2.3 Data Exploration
Prior to analysis, we performed some exploratory data analysis in RStudio. Yelp’s ratings and reviews work by allowing users to rate businesses on a scale of one to five and write a review about their experiences (Yelp Reviews in 2023: Complete Guide, 2023). One of the most thought-provoking visualizations we crafted was a boxplot comparing the distribution of ratings of boba shops in Raleigh and NYC, pictured below in Figure 1.

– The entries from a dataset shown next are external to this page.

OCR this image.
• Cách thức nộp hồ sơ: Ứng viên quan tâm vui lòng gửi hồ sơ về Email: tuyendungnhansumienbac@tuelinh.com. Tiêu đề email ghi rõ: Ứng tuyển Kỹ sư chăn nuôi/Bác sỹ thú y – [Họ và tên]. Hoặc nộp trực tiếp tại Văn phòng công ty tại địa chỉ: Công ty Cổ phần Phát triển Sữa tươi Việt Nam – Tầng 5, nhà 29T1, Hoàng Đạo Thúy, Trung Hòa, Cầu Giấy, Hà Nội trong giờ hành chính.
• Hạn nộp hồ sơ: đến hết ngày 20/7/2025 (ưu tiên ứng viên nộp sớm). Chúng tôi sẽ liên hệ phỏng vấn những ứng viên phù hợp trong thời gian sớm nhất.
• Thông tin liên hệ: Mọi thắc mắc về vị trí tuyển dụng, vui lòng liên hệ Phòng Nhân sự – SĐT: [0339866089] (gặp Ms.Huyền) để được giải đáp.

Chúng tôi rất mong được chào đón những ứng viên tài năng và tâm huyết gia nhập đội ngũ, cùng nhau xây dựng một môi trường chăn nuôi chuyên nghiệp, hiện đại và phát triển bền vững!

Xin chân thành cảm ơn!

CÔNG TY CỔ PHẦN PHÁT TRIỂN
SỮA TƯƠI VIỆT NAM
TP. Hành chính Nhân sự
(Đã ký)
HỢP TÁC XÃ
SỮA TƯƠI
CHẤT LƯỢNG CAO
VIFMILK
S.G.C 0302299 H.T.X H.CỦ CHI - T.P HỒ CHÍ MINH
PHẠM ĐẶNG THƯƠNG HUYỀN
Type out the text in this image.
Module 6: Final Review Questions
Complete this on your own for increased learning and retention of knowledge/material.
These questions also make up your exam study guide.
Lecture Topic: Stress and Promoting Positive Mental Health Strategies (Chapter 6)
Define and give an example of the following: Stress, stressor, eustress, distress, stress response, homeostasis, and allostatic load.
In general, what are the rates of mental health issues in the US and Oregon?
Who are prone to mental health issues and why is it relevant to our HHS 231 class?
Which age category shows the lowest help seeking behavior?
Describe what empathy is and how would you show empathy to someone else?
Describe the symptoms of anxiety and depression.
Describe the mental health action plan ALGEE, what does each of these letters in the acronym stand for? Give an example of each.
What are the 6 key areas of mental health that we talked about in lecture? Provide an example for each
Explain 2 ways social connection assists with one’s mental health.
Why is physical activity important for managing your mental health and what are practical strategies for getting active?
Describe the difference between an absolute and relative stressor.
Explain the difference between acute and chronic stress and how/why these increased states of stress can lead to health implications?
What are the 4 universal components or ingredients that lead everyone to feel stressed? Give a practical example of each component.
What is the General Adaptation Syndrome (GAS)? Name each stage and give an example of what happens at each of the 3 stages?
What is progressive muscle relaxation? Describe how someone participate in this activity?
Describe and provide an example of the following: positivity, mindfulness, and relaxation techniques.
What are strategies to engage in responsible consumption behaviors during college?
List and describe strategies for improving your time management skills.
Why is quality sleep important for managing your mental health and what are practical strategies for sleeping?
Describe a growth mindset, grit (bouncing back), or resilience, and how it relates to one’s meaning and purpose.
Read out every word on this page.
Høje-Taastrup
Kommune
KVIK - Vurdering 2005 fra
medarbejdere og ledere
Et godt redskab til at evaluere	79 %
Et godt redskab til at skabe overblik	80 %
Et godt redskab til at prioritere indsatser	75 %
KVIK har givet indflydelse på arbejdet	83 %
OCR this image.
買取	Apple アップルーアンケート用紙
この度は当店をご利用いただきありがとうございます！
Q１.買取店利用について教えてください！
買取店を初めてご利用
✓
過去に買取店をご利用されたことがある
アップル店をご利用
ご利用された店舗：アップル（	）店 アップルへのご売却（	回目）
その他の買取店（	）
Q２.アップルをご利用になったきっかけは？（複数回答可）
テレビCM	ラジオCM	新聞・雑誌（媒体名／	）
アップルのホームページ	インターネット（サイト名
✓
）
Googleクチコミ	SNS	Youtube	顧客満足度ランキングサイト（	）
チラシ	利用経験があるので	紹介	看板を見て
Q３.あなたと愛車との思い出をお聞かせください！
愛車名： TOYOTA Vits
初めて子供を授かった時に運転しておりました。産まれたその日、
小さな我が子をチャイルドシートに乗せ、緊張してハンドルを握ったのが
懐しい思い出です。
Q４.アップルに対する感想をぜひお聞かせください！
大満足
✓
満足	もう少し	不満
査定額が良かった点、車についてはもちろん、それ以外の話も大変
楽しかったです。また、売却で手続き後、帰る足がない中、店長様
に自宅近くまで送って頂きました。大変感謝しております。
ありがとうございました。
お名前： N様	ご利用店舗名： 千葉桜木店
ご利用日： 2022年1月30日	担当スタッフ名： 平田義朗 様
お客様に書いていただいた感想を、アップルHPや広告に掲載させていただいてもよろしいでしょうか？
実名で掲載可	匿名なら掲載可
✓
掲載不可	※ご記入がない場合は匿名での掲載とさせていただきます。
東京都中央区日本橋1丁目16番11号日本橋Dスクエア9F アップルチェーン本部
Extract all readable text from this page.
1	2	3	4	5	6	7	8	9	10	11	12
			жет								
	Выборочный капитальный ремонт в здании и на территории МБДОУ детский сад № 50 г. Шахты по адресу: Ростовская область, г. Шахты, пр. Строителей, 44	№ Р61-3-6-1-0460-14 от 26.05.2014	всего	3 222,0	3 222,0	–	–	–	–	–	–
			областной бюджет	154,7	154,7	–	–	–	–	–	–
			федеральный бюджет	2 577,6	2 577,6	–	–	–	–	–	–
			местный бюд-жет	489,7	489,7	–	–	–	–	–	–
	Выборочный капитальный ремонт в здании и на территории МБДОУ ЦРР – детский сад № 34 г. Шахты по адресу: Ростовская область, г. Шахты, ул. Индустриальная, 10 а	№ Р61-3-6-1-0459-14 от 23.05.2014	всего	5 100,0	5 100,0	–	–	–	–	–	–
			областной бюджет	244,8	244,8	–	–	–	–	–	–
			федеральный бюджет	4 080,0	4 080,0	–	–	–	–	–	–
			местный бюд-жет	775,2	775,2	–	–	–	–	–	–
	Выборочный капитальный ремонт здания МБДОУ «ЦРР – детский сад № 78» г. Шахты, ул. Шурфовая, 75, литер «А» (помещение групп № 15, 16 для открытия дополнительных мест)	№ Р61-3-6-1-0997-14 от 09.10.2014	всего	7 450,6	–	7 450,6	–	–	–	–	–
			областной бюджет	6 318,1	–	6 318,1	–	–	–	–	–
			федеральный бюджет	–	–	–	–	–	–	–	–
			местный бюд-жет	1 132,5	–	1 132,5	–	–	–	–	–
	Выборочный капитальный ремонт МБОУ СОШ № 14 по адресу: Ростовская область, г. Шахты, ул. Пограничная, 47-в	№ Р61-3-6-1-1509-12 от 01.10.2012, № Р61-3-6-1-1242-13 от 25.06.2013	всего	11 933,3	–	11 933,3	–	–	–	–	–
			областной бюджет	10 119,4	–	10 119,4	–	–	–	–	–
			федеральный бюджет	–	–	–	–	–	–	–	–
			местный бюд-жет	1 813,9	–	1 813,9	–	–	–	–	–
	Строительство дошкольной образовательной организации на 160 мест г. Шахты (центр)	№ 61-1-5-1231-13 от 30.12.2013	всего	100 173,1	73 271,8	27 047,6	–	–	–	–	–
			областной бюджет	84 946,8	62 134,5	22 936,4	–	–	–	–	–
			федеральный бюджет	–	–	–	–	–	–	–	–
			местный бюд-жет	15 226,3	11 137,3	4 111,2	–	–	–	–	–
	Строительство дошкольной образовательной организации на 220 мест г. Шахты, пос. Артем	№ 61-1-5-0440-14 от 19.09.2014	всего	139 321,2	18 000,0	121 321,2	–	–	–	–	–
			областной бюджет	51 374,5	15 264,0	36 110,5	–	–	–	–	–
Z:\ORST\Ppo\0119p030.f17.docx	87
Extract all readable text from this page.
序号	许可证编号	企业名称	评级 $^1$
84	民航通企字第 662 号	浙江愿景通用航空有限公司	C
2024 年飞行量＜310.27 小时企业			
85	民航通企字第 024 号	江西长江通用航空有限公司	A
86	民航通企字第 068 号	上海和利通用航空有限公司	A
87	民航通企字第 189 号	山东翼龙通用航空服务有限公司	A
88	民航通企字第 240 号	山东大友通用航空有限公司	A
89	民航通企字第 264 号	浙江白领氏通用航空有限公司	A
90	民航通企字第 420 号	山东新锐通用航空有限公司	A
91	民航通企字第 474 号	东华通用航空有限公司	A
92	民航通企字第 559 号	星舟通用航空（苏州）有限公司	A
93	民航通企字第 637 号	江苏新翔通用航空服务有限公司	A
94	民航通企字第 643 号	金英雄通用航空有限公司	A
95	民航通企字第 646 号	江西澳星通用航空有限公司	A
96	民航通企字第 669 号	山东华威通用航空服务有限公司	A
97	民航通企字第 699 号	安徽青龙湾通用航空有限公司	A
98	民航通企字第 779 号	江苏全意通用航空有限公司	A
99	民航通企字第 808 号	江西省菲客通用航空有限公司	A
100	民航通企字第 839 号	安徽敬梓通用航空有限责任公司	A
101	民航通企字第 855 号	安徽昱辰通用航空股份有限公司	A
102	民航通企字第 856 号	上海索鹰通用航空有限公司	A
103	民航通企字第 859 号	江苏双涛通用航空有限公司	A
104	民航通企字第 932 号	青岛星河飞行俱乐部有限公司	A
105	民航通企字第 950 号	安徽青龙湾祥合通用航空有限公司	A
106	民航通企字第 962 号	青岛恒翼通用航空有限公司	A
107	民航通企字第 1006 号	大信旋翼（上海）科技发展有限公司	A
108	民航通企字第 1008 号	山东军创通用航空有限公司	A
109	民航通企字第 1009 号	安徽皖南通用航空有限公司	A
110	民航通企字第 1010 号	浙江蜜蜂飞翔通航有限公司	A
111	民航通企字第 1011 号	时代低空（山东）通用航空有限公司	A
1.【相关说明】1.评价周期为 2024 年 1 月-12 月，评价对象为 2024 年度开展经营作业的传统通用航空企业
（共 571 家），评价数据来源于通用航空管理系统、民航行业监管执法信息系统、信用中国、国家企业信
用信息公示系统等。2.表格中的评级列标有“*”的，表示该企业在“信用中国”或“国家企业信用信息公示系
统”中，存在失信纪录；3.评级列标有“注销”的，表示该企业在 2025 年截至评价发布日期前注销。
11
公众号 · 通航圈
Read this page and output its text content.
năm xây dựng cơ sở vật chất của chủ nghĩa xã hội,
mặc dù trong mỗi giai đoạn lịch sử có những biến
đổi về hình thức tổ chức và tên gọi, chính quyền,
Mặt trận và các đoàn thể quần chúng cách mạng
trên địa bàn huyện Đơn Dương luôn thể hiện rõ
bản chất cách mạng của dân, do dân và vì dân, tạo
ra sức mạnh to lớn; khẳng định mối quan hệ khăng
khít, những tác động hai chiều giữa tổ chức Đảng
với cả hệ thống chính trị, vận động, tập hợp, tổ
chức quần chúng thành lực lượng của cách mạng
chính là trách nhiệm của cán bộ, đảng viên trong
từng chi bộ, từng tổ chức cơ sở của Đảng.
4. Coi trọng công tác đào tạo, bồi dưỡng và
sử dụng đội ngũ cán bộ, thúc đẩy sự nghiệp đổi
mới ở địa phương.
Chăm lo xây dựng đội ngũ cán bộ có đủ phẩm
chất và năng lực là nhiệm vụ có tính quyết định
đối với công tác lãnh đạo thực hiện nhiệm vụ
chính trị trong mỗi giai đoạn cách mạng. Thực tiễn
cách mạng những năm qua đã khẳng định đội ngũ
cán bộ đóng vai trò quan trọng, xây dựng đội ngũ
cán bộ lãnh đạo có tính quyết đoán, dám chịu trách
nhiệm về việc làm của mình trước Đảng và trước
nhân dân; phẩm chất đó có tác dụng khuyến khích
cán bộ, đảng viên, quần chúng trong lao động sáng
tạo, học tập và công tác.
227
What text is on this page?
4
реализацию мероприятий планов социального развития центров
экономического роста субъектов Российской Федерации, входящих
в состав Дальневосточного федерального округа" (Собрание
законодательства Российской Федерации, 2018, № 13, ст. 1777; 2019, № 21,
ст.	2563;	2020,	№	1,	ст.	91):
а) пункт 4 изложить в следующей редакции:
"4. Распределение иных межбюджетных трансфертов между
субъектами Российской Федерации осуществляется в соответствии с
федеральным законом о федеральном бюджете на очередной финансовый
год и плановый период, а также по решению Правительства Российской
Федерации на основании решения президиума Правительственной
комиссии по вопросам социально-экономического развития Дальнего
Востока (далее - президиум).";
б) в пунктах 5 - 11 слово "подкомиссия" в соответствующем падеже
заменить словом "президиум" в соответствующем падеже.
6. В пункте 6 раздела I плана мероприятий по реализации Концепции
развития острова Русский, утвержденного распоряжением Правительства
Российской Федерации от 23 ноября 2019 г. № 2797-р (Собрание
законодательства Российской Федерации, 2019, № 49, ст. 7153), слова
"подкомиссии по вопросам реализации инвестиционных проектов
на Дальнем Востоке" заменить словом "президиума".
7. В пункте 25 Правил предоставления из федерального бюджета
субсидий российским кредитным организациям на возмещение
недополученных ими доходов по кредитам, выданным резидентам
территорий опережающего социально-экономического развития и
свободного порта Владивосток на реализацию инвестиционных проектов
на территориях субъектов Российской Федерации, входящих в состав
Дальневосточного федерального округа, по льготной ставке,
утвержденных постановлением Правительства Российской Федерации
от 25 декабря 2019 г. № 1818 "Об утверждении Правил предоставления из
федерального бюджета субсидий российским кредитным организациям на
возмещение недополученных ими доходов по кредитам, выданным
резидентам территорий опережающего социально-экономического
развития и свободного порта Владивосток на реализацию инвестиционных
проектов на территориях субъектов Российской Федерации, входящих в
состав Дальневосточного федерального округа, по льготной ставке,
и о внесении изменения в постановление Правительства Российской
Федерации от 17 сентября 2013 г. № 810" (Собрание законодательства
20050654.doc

Contrary to our initial expectations, the boxplot revealed that Raleigh-based boba shops exhibited higher ratings compared to their counterparts in NYC by 0.35 stars on average. We expected NYC to have higher ratings since it is known as a “haven for Chinese cuisine,” including boba (Tran, 2021). While at first glance it seemed like there was a difference in mean ratings between the two locations, we sought a more quantitative approach. Therefore, we conducted a statistical test to assess the significance of the observed variations in ratings between Raleigh and NYC, highlighted in section 3.